Just PUT and GET: it couldn't be simpler

Tuesday December 31st, 2019

One of the beautiful, and maybe even genius, things about the core S3 API: it's just an HTTP PUT to store an object, and an HTTP GET to fetch it. You need a few headers, but that's it.

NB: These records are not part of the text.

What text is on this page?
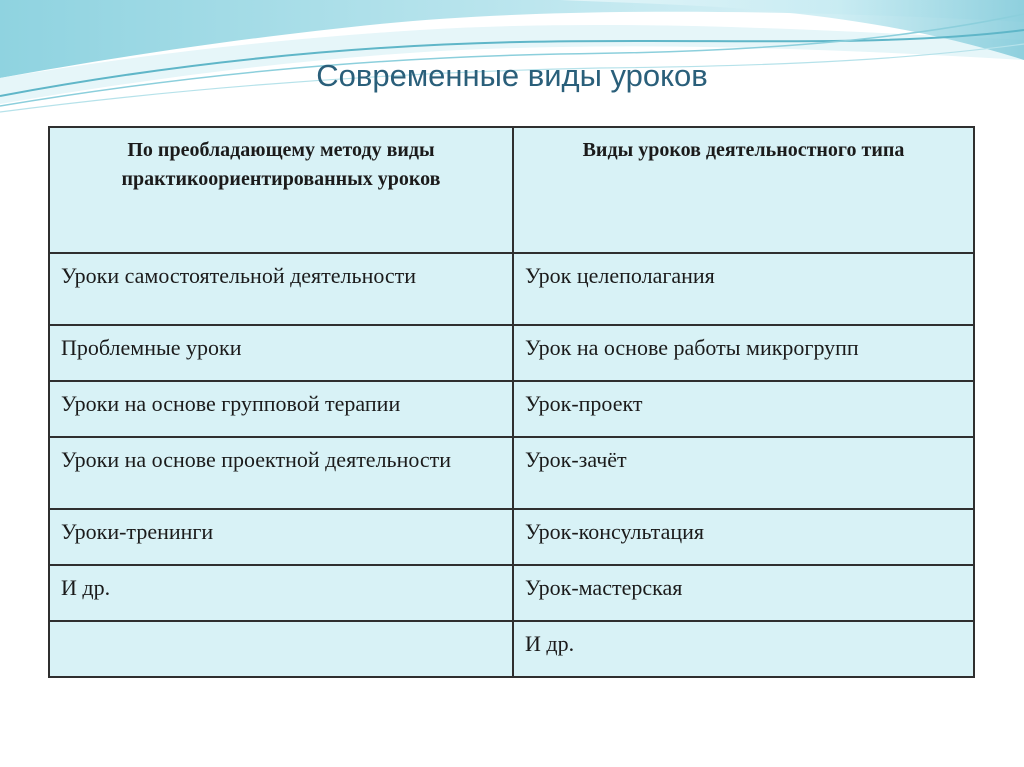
Современные виды уроков
По преобладающему методу виды практикоориентированных уроков	Виды уроков деятельностного типа
Уроки самостоятельной деятельности	Урок целеполагания
Проблемные уроки	Урок на основе работы микрогрупп
Уроки на основе групповой терапии	Урок-проект
Уроки на основе проектной деятельности	Урок-зачёт
Уроки-тренинги	Урок-консультация
И др.	Урок-мастерская
	И др.
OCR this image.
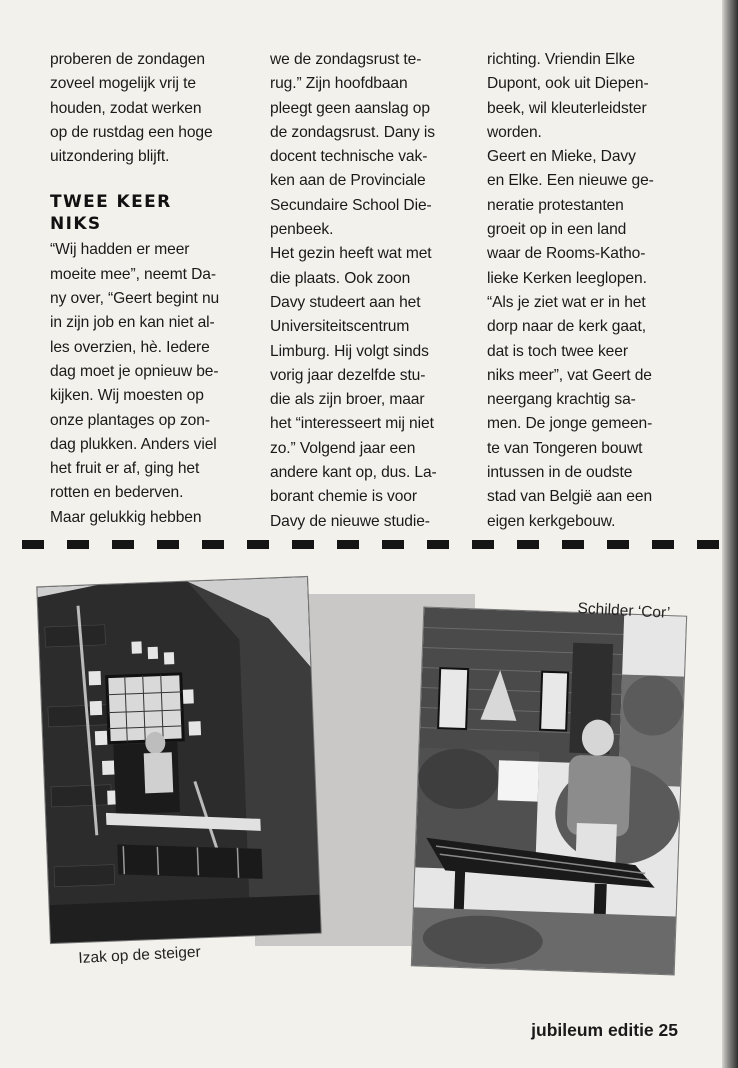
proberen de zondagen
zoveel mogelijk vrij te
houden, zodat werken
op de rustdag een hoge
uitzondering blijft.
TWEE KEER
NIKS
“Wij hadden er meer
moeite mee”, neemt Da-
ny over, “Geert begint nu
in zijn job en kan niet al-
les overzien, hè. Iedere
dag moet je opnieuw be-
kijken. Wij moesten op
onze plantages op zon-
dag plukken. Anders viel
het fruit er af, ging het
rotten en bederven.
Maar gelukkig hebben
we de zondagsrust te-
rug.” Zijn hoofdbaan
pleegt geen aanslag op
de zondagsrust. Dany is
docent technische vak-
ken aan de Provinciale
Secundaire School Die-
penbeek.
Het gezin heeft wat met
die plaats. Ook zoon
Davy studeert aan het
Universiteitscentrum
Limburg. Hij volgt sinds
vorig jaar dezelfde stu-
die als zijn broer, maar
het “interesseert mij niet
zo.” Volgend jaar een
andere kant op, dus. La-
borant chemie is voor
Davy de nieuwe studie-
richting. Vriendin Elke
Dupont, ook uit Diepen-
beek, wil kleuterleidster
worden.
Geert en Mieke, Davy
en Elke. Een nieuwe ge-
neratie protestanten
groeit op in een land
waar de Rooms-Katho-
lieke Kerken leeglopen.
“Als je ziet wat er in het
dorp naar de kerk gaat,
dat is toch twee keer
niks meer”, vat Geert de
neergang krachtig sa-
men. De jonge gemeen-
te van Tongeren bouwt
intussen in de oudste
stad van België aan een
eigen kerkgebouw.
Izak op de steiger
Schilder ‘Cor’
jubileum editie 25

Structure of an S3 PUT request

PUT /key/of/the/object HTTP/1.1\r\n
host: my-example-bucket.s3-eu-west-1.amazonaws.com\r\n
authorization: ...\r\n
content-length: ...\r\n
x-amz-content-sha256: ...\r\n
x-amz-date: ...\r\n
\r\n
The bytes of the object

Structure of an S3 GET request

GET /key/of/the/object HTTP/1.1\r\n
host: my-example-bucket.s3-eu-west-1.amazonaws.com\r\n
authorization: ...\r\n
x-amz-content-sha256: ...\r\n
x-amz-date: ...\r\n
\r\n

This means that as long as you can inject the right headers, you can use any HTTP client to make the requests. Here's an example using Python requests.

import os
import requests

# from https://gist.github.com/michalc/ccb87856363a895fd1fadf52ab4cdcec
from aws_sig_v4_headers import aws_sig_v4_headers

host = 'my-example-bucket.s3-eu-west-1.amazonaws.com'
service = 's3'
region = 'eu-west-1'
path = '/key/of/the/object'
pre_auth_headers = {}
query = {}
data = b''
headers = aws_sig_v4_headers(
	os.environ['AWS_ACCESS_KEY_ID'], os.environ['AWS_SECRET_ACCESS_KEY'], pre_auth_headers,
	service, region, host, 'GET', path, query, data,
)
response = requests.get(f'https://{host}{path}', headers=headers)

If the core wasn't so straightforward, I suspect S3 would not be anywhere near as popular, and S3-compatible storage providers may not even exist.

I don't often say this: but thank you AWS.